Like-for-like sales at Morrisons fell 5.6% in the six weeks to January 5, while market leader Tesco was down by 2.4%, Sainsbury's reported a paltry 0.02% increase and Asda has yet to report. The British Retail Consortium said there has been a 0.6% decline in food sales during the past quarter.
As one industry insider put it, life has certainly been a grind for the mainstream grocery brigade.
By contrast, both the upmarket and discount sectors did relatively well. M&S Food was up l.5% and Waitrose romped ahead with sales up by 3.1%.
At the same time, industry data published by Kantar Worldpanel showed more than half of UK households shopped in Aldi or Lidl in 12 weeks to December 8.
It's a fair bet that their latest figures, out tomorrow, will indicate this trend won't have reversed. With food inflation and tighter-than-tight household budgets to contend with, it appears our habits are finally shifting.
However, it would be premature, for those so inclined, to start stockpiling the champagne in celebration of the demise of the big four, even if we have evidently turned our backs on the edge-of-town hypermarket behemoths.
Food and grocery shopping is here to stay: the Institute of Grocery Distribution (IGD) predicts that by 2018 the UK market will increase by over a fifth from its current value of £170bn to £206bn.
It's just that we're doing it differently. I reckon 2013 will go down in history as being the year in which the great British public positively embraced the concept of "multichannel shopping", using our computers, tablets and mobile phones to order food online.
The Office for National Statistics, which bases its comprehensive reports on a survey of 5000 food retail outlets, will release its latest figures on Friday, and early indications are, as a spokesman for the office delicately put it, that online shopping "has really shot up".
The IGD goes further by predicting that online activity will more than double between April 2013 and April 2018, a leap in value of 123% from £6.5bn to £14.6bn - the most significant growth of all shopping options. The superstores and hypermarkets' value will only grow by 8% in the same period.

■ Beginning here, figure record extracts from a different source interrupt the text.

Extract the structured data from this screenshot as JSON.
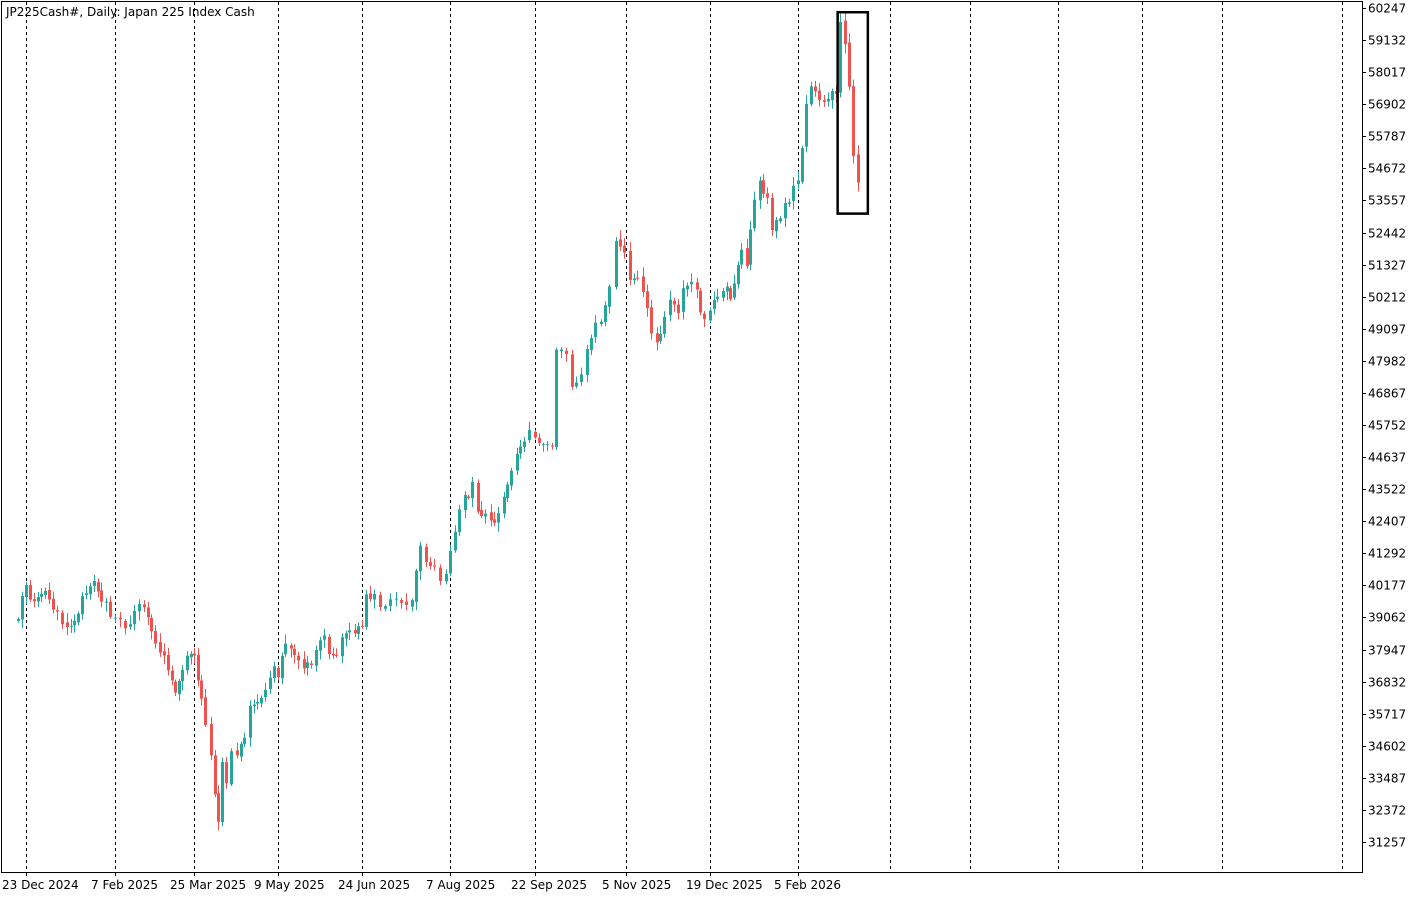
{
  "chart_data": {
    "type": "candlestick",
    "title": "JP225Cash#, Daily:  Japan 225 Index Cash",
    "colors": {
      "up": "#26a69a",
      "down": "#ef5350",
      "grid": "#000000",
      "frame": "#000000",
      "highlight": "#000000"
    },
    "grid": "vertical-dashed",
    "ylim": [
      30700,
      60247
    ],
    "y_ticks": [
      60247,
      59132,
      58017,
      56902,
      55787,
      54672,
      53557,
      52442,
      51327,
      50212,
      49097,
      47982,
      46867,
      45752,
      44637,
      43522,
      42407,
      41292,
      40177,
      39062,
      37947,
      36832,
      35717,
      34602,
      33487,
      32372,
      31257
    ],
    "x_ticks": [
      {
        "date": "2024-12-23",
        "label": "23 Dec 2024"
      },
      {
        "date": "2025-02-07",
        "label": "7 Feb 2025"
      },
      {
        "date": "2025-03-25",
        "label": "25 Mar 2025"
      },
      {
        "date": "2025-05-09",
        "label": "9 May 2025"
      },
      {
        "date": "2025-06-24",
        "label": "24 Jun 2025"
      },
      {
        "date": "2025-08-07",
        "label": "7 Aug 2025"
      },
      {
        "date": "2025-09-22",
        "label": "22 Sep 2025"
      },
      {
        "date": "2025-11-05",
        "label": "5 Nov 2025"
      },
      {
        "date": "2025-12-19",
        "label": "19 Dec 2025"
      },
      {
        "date": "2026-02-05",
        "label": "5 Feb 2026"
      }
    ],
    "highlight_box": {
      "date_from": "2026-02-26",
      "date_to": "2026-03-14",
      "price_low": 53100,
      "price_high": 60100
    },
    "series_close": [
      [
        "2024-12-17",
        39000
      ],
      [
        "2024-12-19",
        39200
      ],
      [
        "2024-12-23",
        40100
      ],
      [
        "2024-12-27",
        39600
      ],
      [
        "2025-01-02",
        40050
      ],
      [
        "2025-01-08",
        39100
      ],
      [
        "2025-01-13",
        38600
      ],
      [
        "2025-01-17",
        38850
      ],
      [
        "2025-01-21",
        39800
      ],
      [
        "2025-01-27",
        40300
      ],
      [
        "2025-01-31",
        39600
      ],
      [
        "2025-02-07",
        39100
      ],
      [
        "2025-02-13",
        38650
      ],
      [
        "2025-02-18",
        39250
      ],
      [
        "2025-02-24",
        39450
      ],
      [
        "2025-02-28",
        38450
      ],
      [
        "2025-03-05",
        37900
      ],
      [
        "2025-03-10",
        37250
      ],
      [
        "2025-03-14",
        36550
      ],
      [
        "2025-03-18",
        37050
      ],
      [
        "2025-03-21",
        37800
      ],
      [
        "2025-03-25",
        37600
      ],
      [
        "2025-03-27",
        36850
      ],
      [
        "2025-03-31",
        35500
      ],
      [
        "2025-04-03",
        34300
      ],
      [
        "2025-04-07",
        31800
      ],
      [
        "2025-04-09",
        34100
      ],
      [
        "2025-04-11",
        33300
      ],
      [
        "2025-04-14",
        34600
      ],
      [
        "2025-04-17",
        34400
      ],
      [
        "2025-04-21",
        35000
      ],
      [
        "2025-04-24",
        35800
      ],
      [
        "2025-04-28",
        36100
      ],
      [
        "2025-05-02",
        36600
      ],
      [
        "2025-05-07",
        37400
      ],
      [
        "2025-05-09",
        37100
      ],
      [
        "2025-05-13",
        38300
      ],
      [
        "2025-05-16",
        37800
      ],
      [
        "2025-05-20",
        37400
      ],
      [
        "2025-05-23",
        37300
      ],
      [
        "2025-05-27",
        37500
      ],
      [
        "2025-05-30",
        37900
      ],
      [
        "2025-06-03",
        38300
      ],
      [
        "2025-06-06",
        37800
      ],
      [
        "2025-06-10",
        37900
      ],
      [
        "2025-06-13",
        38300
      ],
      [
        "2025-06-17",
        38500
      ],
      [
        "2025-06-20",
        38600
      ],
      [
        "2025-06-24",
        38900
      ],
      [
        "2025-06-26",
        40000
      ],
      [
        "2025-06-30",
        39700
      ],
      [
        "2025-07-03",
        39500
      ],
      [
        "2025-07-08",
        39700
      ],
      [
        "2025-07-11",
        39600
      ],
      [
        "2025-07-16",
        39500
      ],
      [
        "2025-07-19",
        39700
      ],
      [
        "2025-07-23",
        41400
      ],
      [
        "2025-07-26",
        41000
      ],
      [
        "2025-07-30",
        40900
      ],
      [
        "2025-08-02",
        40400
      ],
      [
        "2025-08-05",
        40700
      ],
      [
        "2025-08-07",
        41500
      ],
      [
        "2025-08-12",
        42900
      ],
      [
        "2025-08-15",
        43200
      ],
      [
        "2025-08-19",
        43600
      ],
      [
        "2025-08-22",
        42900
      ],
      [
        "2025-08-26",
        42600
      ],
      [
        "2025-08-29",
        42400
      ],
      [
        "2025-09-02",
        42500
      ],
      [
        "2025-09-05",
        43300
      ],
      [
        "2025-09-09",
        44200
      ],
      [
        "2025-09-12",
        44800
      ],
      [
        "2025-09-16",
        45200
      ],
      [
        "2025-09-19",
        45700
      ],
      [
        "2025-09-22",
        45500
      ],
      [
        "2025-09-26",
        45000
      ],
      [
        "2025-09-30",
        45100
      ],
      [
        "2025-10-02",
        48500
      ],
      [
        "2025-10-07",
        48100
      ],
      [
        "2025-10-10",
        47200
      ],
      [
        "2025-10-14",
        47600
      ],
      [
        "2025-10-17",
        48300
      ],
      [
        "2025-10-21",
        49300
      ],
      [
        "2025-10-24",
        49500
      ],
      [
        "2025-10-28",
        50500
      ],
      [
        "2025-10-31",
        52300
      ],
      [
        "2025-11-04",
        51700
      ],
      [
        "2025-11-07",
        50800
      ],
      [
        "2025-11-11",
        51000
      ],
      [
        "2025-11-14",
        50400
      ],
      [
        "2025-11-18",
        48900
      ],
      [
        "2025-11-21",
        48500
      ],
      [
        "2025-11-25",
        49600
      ],
      [
        "2025-11-28",
        50100
      ],
      [
        "2025-12-02",
        49600
      ],
      [
        "2025-12-05",
        50400
      ],
      [
        "2025-12-09",
        50600
      ],
      [
        "2025-12-12",
        50300
      ],
      [
        "2025-12-16",
        49300
      ],
      [
        "2025-12-19",
        49900
      ],
      [
        "2025-12-23",
        50300
      ],
      [
        "2025-12-26",
        50500
      ],
      [
        "2025-12-30",
        50300
      ],
      [
        "2026-01-05",
        51900
      ],
      [
        "2026-01-08",
        51400
      ],
      [
        "2026-01-12",
        53700
      ],
      [
        "2026-01-15",
        54100
      ],
      [
        "2026-01-19",
        53600
      ],
      [
        "2026-01-22",
        52500
      ],
      [
        "2026-01-26",
        53100
      ],
      [
        "2026-01-29",
        53300
      ],
      [
        "2026-02-02",
        53900
      ],
      [
        "2026-02-05",
        54200
      ],
      [
        "2026-02-09",
        56900
      ],
      [
        "2026-02-12",
        57700
      ],
      [
        "2026-02-16",
        57000
      ],
      [
        "2026-02-19",
        57000
      ],
      [
        "2026-02-23",
        57200
      ],
      [
        "2026-02-25",
        57100
      ],
      [
        "2026-02-27",
        59800
      ],
      [
        "2026-03-02",
        58800
      ],
      [
        "2026-03-04",
        57600
      ],
      [
        "2026-03-06",
        55000
      ],
      [
        "2026-03-09",
        54000
      ]
    ]
  }
}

We shouldn't forget the benefits of online business for the small artisan producer - especially those in remote locations. Internet ordering helps them bypass the expensive middle-men traditionally involved in getting a product to market, and so allows them compete on a more level playing field.
Gigha Smoked Halibut, for example, entered the online market for the first time in 2013 and saw an instant leap of 50% in sales.
The big four will be taking heed. Those retailers with the most efficient online systems are the ones that have won out this year: Morrisons admits its historic reluctance to embrace online is what did for it, and has swiftly addressed the situation.
Now we have a new irritant to contend with: the constant stream of delivery vans coming to a neighbourhood near you.